Brandenburgisches Oberlandesgericht 4. Zivilsenat, Urteil vom 22.08.1997, Az.: 4 U 204/96
Zusammenfassung:
Das Urteil des Brandenburgischen Oberlandesgerichts (4. Zivilsenat, Az. 4 U 204/96) vom 22.08.1997 befasst sich mit dem Beginn der Ersitzungsfrist bei der sogenannten Buchersitzung in der ehemaligen DDR. Im Kern ging es darum, ab welchem Zeitpunkt die Ersitzungsfrist für Eigentumserwerb an Grundstücken begann, die in der DDR durch Eintragungen im sogenannten Buch der Grundstücke (Buchersitzung) dokumentiert wurden. Das Gericht entschied, dass die Ersitzungsfrist erst mit der Einführung der neuen Rechtsprechung nach der Wiedervereinigung begann, da die Eintragungen in der DDR keine unmittelbare Eigentumsübertragung im Sinne des Bürgerlichen Gesetzbuchs (BGB) darstellten. Dieses Urteil ist von großer Bedeutung für die Klärung von Eigentumsverhältnissen an Immobilien in den neuen Bundesländern und stellt klar, wie Ersitzungsvorschriften bei ehemaligen DDR-Grundstücken anzuwenden sind.
Tenor
Das Brandenburgische Oberlandesgericht entscheidet wie folgt:
- Die Klage wird abgewiesen.
- Die Kosten des Verfahrens trägt der Kläger.
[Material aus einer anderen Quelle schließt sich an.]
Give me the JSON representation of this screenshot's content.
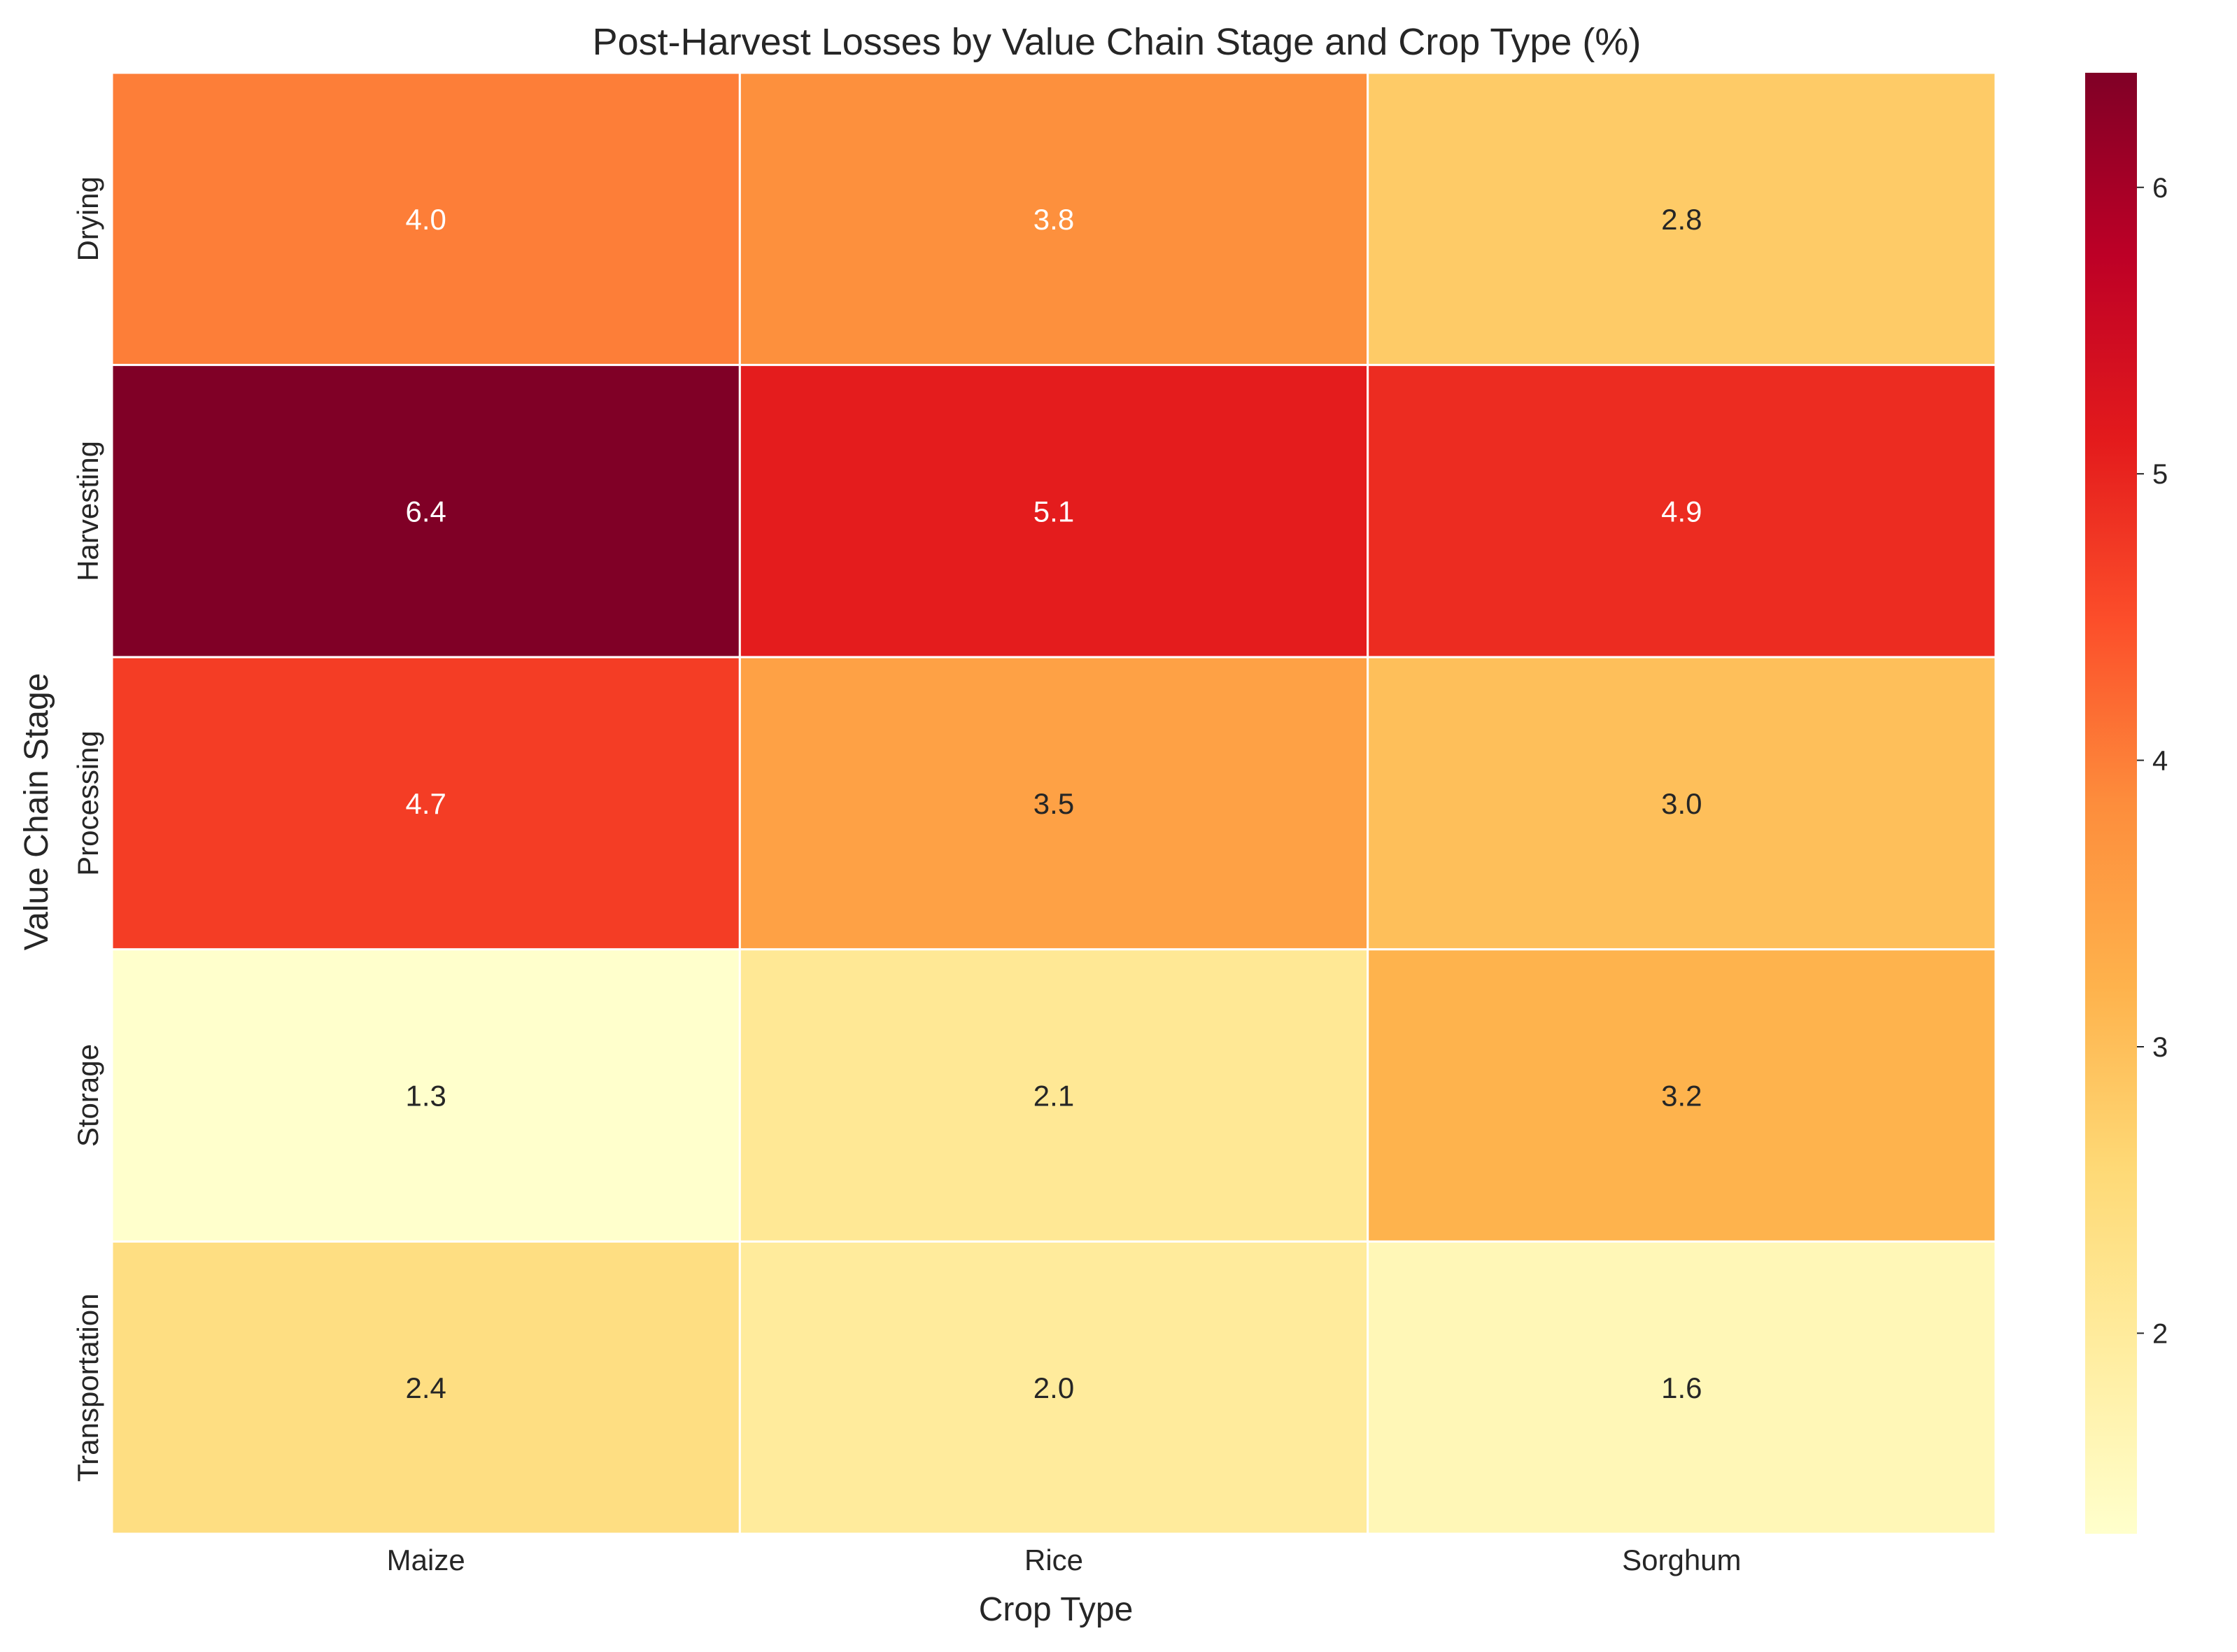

- Der Streitwert wird auf 150.000 DM festgesetzt.
Gründe
Sachverhalt
Im vorliegenden Fall stritt ein Kläger mit dem Beklagten über das Eigentum an einem Grundstück, das sich in den neuen Bundesländern befindet. Die Ausgangslage ist geprägt durch die Eigentumsverhältnisse in der ehemaligen DDR, insbesondere die Eintragungen im sogenannten Buch der Grundstücke, auch Buchersitzung genannt. Während in der Bundesrepublik Deutschland der Eigentumserwerb an Grundstücken durch Eintragung im Grundbuch geregelt ist (§ 873 BGB), war in der DDR das sogenannte Buch der Grundstücke maßgeblich, in dem Rechte an Grundstücken eingetragen wurden.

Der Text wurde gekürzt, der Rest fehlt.